High-voltage transmission lines and steel towers stretching across a clear sky at golden hour.

Sizing Up the Balance Sheet

NextEra's total assets stand at $212.7 billion, a figure that reflects decades of investment in power plants, transmission infrastructure, and renewable energy projects. Utilities typically carry large asset bases because building and maintaining generation and delivery systems requires enormous upfront capital, and NextEra is no exception.

Growth Over Recent Years

Looking at the more recent trend, NextEra's revenue grew 52% from fiscal year 2020 to fiscal year 2025. That kind of expansion over a five-year window suggests a company that has been scaling its operations, likely tied to continued build-out of both its regulated utility base and its renewable generation fleet.

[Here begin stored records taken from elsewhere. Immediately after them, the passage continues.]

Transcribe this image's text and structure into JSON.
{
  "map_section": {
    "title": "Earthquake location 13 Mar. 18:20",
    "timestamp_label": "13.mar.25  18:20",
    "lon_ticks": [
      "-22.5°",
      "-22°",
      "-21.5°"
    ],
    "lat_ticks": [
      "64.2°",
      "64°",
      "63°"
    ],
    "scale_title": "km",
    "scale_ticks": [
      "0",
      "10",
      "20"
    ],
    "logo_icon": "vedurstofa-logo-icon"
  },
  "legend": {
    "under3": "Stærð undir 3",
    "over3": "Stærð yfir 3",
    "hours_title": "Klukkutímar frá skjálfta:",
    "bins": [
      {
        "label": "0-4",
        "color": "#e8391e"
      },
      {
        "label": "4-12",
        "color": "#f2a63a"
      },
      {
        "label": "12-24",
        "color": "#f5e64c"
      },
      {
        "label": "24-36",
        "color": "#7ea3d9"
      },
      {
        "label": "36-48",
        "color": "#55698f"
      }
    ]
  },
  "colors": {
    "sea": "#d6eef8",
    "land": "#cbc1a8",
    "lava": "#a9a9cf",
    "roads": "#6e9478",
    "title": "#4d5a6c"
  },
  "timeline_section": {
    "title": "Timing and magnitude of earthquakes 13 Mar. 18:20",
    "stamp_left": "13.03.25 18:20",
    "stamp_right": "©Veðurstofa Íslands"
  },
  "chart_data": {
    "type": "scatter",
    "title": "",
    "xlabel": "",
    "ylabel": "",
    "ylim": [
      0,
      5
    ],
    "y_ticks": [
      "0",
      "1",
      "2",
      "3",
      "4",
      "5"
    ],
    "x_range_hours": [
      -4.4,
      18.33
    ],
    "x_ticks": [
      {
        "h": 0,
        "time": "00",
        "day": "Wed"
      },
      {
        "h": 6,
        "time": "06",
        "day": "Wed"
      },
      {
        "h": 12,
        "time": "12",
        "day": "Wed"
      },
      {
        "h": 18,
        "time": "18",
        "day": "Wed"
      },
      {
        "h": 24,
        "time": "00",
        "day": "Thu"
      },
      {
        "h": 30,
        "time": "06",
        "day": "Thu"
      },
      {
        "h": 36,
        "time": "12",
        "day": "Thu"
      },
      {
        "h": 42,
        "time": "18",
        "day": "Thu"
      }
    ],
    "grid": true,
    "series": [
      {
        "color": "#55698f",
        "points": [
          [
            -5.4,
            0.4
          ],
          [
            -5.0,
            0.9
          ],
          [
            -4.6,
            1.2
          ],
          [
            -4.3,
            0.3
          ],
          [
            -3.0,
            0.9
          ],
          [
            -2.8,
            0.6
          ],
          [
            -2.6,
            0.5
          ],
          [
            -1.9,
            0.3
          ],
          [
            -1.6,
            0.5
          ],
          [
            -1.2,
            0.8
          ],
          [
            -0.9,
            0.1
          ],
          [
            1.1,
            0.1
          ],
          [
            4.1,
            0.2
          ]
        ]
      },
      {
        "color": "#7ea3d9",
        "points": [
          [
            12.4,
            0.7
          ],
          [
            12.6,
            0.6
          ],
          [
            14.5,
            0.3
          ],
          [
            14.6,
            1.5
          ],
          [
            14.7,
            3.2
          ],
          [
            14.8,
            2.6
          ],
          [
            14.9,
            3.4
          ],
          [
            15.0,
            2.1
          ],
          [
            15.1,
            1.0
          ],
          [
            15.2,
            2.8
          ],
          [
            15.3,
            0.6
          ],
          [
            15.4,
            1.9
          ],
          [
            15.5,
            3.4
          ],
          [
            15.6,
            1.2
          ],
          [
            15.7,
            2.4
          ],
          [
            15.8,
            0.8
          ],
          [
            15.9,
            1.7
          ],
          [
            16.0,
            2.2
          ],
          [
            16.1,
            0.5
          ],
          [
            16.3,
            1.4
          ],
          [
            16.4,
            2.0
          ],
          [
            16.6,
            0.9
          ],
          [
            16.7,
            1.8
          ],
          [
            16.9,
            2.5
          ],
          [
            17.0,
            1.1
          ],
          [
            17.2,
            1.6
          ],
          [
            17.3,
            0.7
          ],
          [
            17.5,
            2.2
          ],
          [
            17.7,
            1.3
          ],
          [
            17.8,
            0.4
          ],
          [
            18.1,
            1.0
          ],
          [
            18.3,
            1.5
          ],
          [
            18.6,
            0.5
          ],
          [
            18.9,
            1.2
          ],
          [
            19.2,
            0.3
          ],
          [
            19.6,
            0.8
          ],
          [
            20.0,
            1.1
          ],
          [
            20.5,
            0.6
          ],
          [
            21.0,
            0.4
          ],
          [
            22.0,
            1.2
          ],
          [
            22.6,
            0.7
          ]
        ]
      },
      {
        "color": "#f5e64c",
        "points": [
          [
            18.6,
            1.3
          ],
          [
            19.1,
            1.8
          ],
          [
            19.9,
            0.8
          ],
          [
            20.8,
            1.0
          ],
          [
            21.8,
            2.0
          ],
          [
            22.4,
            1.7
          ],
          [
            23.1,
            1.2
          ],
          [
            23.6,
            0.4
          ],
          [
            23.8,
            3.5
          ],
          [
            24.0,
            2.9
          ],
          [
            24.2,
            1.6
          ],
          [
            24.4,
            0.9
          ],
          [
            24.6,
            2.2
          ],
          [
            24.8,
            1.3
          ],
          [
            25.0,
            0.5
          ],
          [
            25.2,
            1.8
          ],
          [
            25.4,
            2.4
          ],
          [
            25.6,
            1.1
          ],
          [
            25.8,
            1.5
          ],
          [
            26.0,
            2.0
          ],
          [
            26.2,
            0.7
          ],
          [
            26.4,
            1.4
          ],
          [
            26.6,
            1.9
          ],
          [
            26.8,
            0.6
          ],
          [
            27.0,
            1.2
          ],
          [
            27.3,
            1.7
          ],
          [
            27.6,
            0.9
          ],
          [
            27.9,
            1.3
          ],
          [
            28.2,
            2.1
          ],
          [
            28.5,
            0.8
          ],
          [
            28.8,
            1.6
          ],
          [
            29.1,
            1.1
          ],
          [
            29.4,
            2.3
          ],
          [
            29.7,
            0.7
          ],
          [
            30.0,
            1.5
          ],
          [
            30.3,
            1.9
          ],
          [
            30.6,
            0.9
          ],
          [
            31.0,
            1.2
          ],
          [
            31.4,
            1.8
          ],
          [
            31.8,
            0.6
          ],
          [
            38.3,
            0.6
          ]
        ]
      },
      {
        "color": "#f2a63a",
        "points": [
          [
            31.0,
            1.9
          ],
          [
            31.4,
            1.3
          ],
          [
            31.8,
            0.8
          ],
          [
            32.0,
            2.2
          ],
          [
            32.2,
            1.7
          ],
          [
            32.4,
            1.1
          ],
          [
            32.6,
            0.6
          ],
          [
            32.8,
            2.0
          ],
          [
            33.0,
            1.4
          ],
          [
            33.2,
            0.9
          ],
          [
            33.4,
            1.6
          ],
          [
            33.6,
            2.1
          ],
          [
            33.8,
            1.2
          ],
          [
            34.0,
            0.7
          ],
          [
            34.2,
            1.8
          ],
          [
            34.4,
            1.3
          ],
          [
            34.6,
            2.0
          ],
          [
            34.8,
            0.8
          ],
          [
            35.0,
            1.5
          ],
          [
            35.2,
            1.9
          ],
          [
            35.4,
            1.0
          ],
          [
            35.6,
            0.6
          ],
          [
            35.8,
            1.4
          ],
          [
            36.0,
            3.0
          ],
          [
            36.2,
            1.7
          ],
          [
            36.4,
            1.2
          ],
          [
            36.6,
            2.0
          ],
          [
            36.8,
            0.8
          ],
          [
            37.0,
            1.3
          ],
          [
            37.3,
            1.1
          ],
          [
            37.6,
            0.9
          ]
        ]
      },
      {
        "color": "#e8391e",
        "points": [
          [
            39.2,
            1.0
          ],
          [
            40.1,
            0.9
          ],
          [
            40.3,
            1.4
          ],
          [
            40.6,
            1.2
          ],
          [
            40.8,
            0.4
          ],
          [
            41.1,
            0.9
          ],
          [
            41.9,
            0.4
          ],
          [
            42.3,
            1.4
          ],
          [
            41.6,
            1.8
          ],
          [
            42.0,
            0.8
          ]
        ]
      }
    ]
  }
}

Where the Market Values the Company

NextEra currently carries a market capitalization of $179.0 billion, with shares recently trading at $87.44 on a 15-minute delayed basis. The stock is trading 11% below its 52-week high, a gap that simply describes where the current price sits relative to its own recent trading range.

Valuation and Dividend

The company's price-to-earnings ratio sits at 26.5, a measure of how the market is pricing its shares relative to reported earnings. NextEra also pays a dividend yielding about 2.85% annually, a detail relevant to investors who track income distributions alongside share price.

The Bottom Line

Put together, the numbers describe a large, profitable regulated utility with a growing renewable energy arm, a sizable asset base, and a market valuation in the hundreds of billions of dollars. This is factual reporting drawn from public filings and market data, not investment advice.